UAX #9: applicability of higher-level protocols to bidi plaintext
Ken Whistler via Unicode
unicode at unicode.org
Wed Jul 18 09:36:48 CDT 2018
On 7/18/2018 6:43 AM, philip chastney via Unicode wrote:
> there are also contexts where "Hello World!" can be read as
> the function "Hello", applied to the factorial value of "World"
>
> even though such a move wouldn't necessarily remove all ambiguity,
> the easiest solution is to declare that formal notations cannot be "plain" text
>
Of course they can -- and (usually) should be, as they are designed that
way.
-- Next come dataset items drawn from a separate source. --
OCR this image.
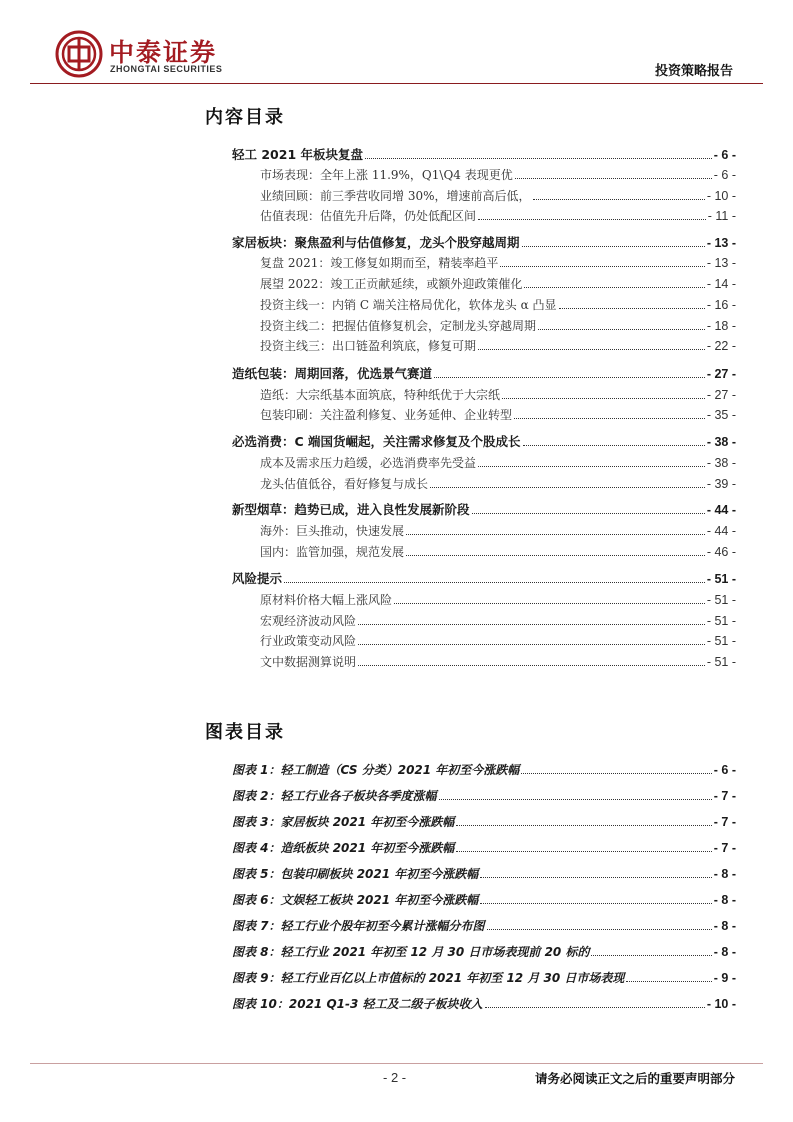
中泰证券
ZHONGTAI SECURITIES	投资策略报告
内容目录
轻工 2021 年板块复盘	- 6 -
市场表现：全年上涨 11.9%，Q1\Q4 表现更优	- 6 -
业绩回顾：前三季营收同增 30%，增速前高后低，	- 10 -
估值表现：估值先升后降，仍处低配区间	- 11 -
家居板块：聚焦盈利与估值修复，龙头个股穿越周期	- 13 -
复盘 2021：竣工修复如期而至，精装率趋平	- 13 -
展望 2022：竣工正贡献延续，或额外迎政策催化	- 14 -
投资主线一：内销 C 端关注格局优化，软体龙头 α 凸显	- 16 -
投资主线二：把握估值修复机会，定制龙头穿越周期	- 18 -
投资主线三：出口链盈利筑底，修复可期	- 22 -
造纸包装：周期回落，优选景气赛道	- 27 -
造纸：大宗纸基本面筑底，特种纸优于大宗纸	- 27 -
包装印刷：关注盈利修复、业务延伸、企业转型	- 35 -
必选消费：C 端国货崛起，关注需求修复及个股成长	- 38 -
成本及需求压力趋缓，必选消费率先受益	- 38 -
龙头估值低谷，看好修复与成长	- 39 -
新型烟草：趋势已成，进入良性发展新阶段	- 44 -
海外：巨头推动，快速发展	- 44 -
国内：监管加强，规范发展	- 46 -
风险提示	- 51 -
原材料价格大幅上涨风险	- 51 -
宏观经济波动风险	- 51 -
行业政策变动风险	- 51 -
文中数据测算说明	- 51 -
图表目录
图表 1：轻工制造（CS 分类）2021 年初至今涨跌幅	- 6 -
图表 2：轻工行业各子板块各季度涨幅	- 7 -
图表 3：家居板块 2021 年初至今涨跌幅	- 7 -
图表 4：造纸板块 2021 年初至今涨跌幅	- 7 -
图表 5：包装印刷板块 2021 年初至今涨跌幅	- 8 -
图表 6：文娱轻工板块 2021 年初至今涨跌幅	- 8 -
图表 7：轻工行业个股年初至今累计涨幅分布图	- 8 -
图表 8：轻工行业 2021 年初至 12 月 30 日市场表现前 20 标的	- 8 -
图表 9：轻工行业百亿以上市值标的 2021 年初至 12 月 30 日市场表现	- 9 -
图表 10：2021 Q1-3 轻工及二级子板块收入	- 10 -
- 2 -	请务必阅读正文之后的重要声明部分
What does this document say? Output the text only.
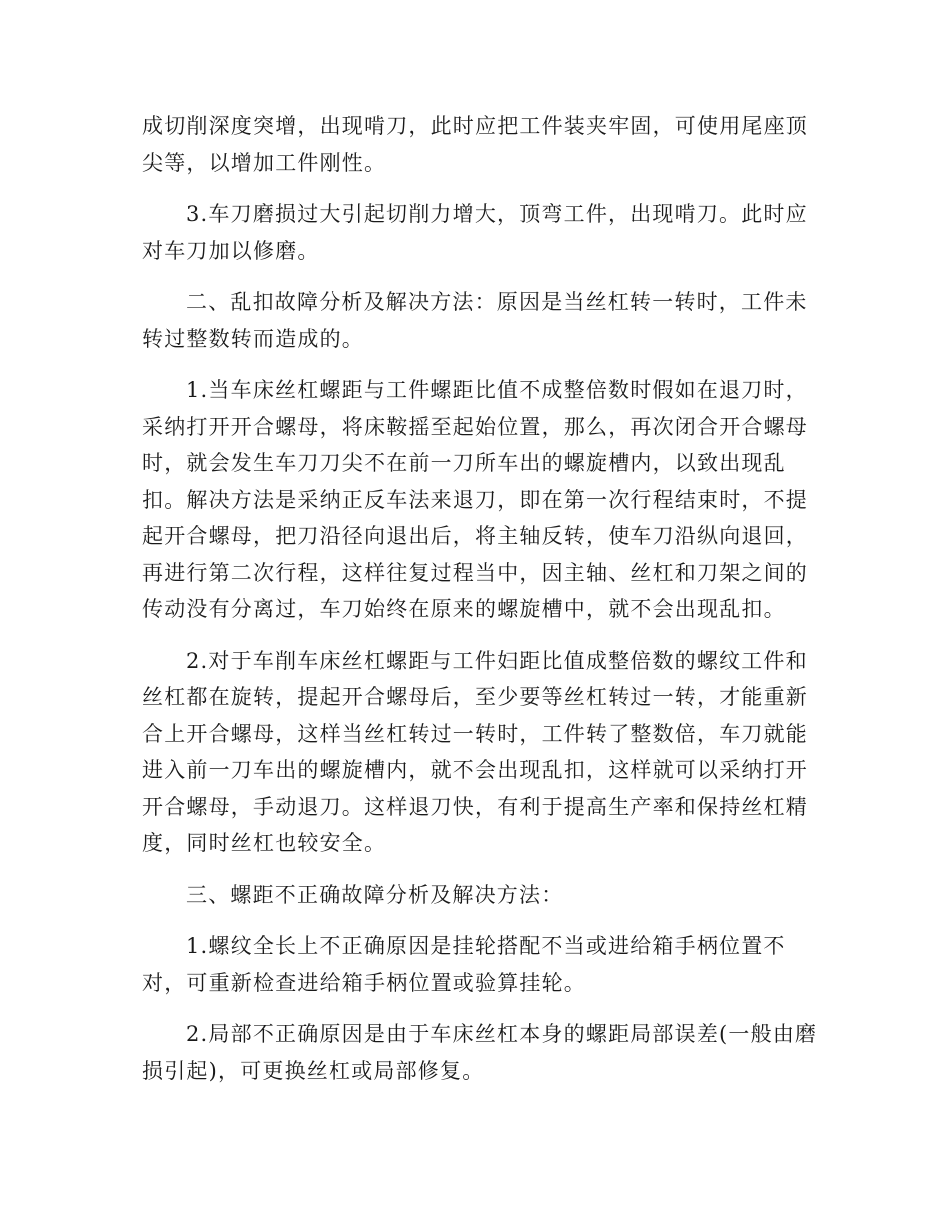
成切削深度突增，出现啃刀，此时应把工件装夹牢固，可使用尾座顶
尖等，以增加工件刚性。

3.车刀磨损过大引起切削力增大，顶弯工件，出现啃刀。此时应

对车刀加以修磨。

二、乱扣故障分析及解决方法：原因是当丝杠转一转时，工件未

转过整数转而造成的。

1.当车床丝杠螺距与工件螺距比值不成整倍数时假如在退刀时，

采纳打开开合螺母，将床鞍摇至起始位置，那么，再次闭合开合螺母
时，就会发生车刀刀尖不在前一刀所车出的螺旋槽内，以致出现乱
扣。解决方法是采纳正反车法来退刀，即在第一次行程结束时，不提
起开合螺母，把刀沿径向退出后，将主轴反转，使车刀沿纵向退回，
再进行第二次行程，这样往复过程当中，因主轴、丝杠和刀架之间的
传动没有分离过，车刀始终在原来的螺旋槽中，就不会出现乱扣。

2.对于车削车床丝杠螺距与工件妇距比值成整倍数的螺纹工件和

丝杠都在旋转，提起开合螺母后，至少要等丝杠转过一转，才能重新
合上开合螺母，这样当丝杠转过一转时，工件转了整数倍，车刀就能
进入前一刀车出的螺旋槽内，就不会出现乱扣，这样就可以采纳打开
开合螺母，手动退刀。这样退刀快，有利于提高生产率和保持丝杠精
度，同时丝杠也较安全。

三、螺距不正确故障分析及解决方法：

1.螺纹全长上不正确原因是挂轮搭配不当或进给箱手柄位置不

对，可重新检查进给箱手柄位置或验算挂轮。

2.局部不正确原因是由于车床丝杠本身的螺距局部误差(一般由磨

损引起)，可更换丝杠或局部修复。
To state otherwise would just create headaches for designing
parsers for formal notations.
I think you are confusing ambiguity of *interpretation* of bits of
formal notation, taken out of context, with ambiguity of *display* of
formal notations in contexts where one does not know and control the
paragraph directionality.
The easiest (and correct) solution, when displaying formal notation for
visual interpretation by human readers, is to use tools where one knows
and can rely on the paragraph directionality explicitly, so that Unicode
bidi doesn't add an out-of-left-field set of display conundrums, as it
were, for bidi edge cases that can result in *mis*interpretation by the
reader.
In other words, if I am trying to read C program text or regex
expressions, I expect that my tooling is not going to silently assume a
RTL paragraph directional context and present me with visual garbage to
interpret, forcing me to reverse engineer the bidi algorithm in my head,
just to read the text. Why would I put up with that?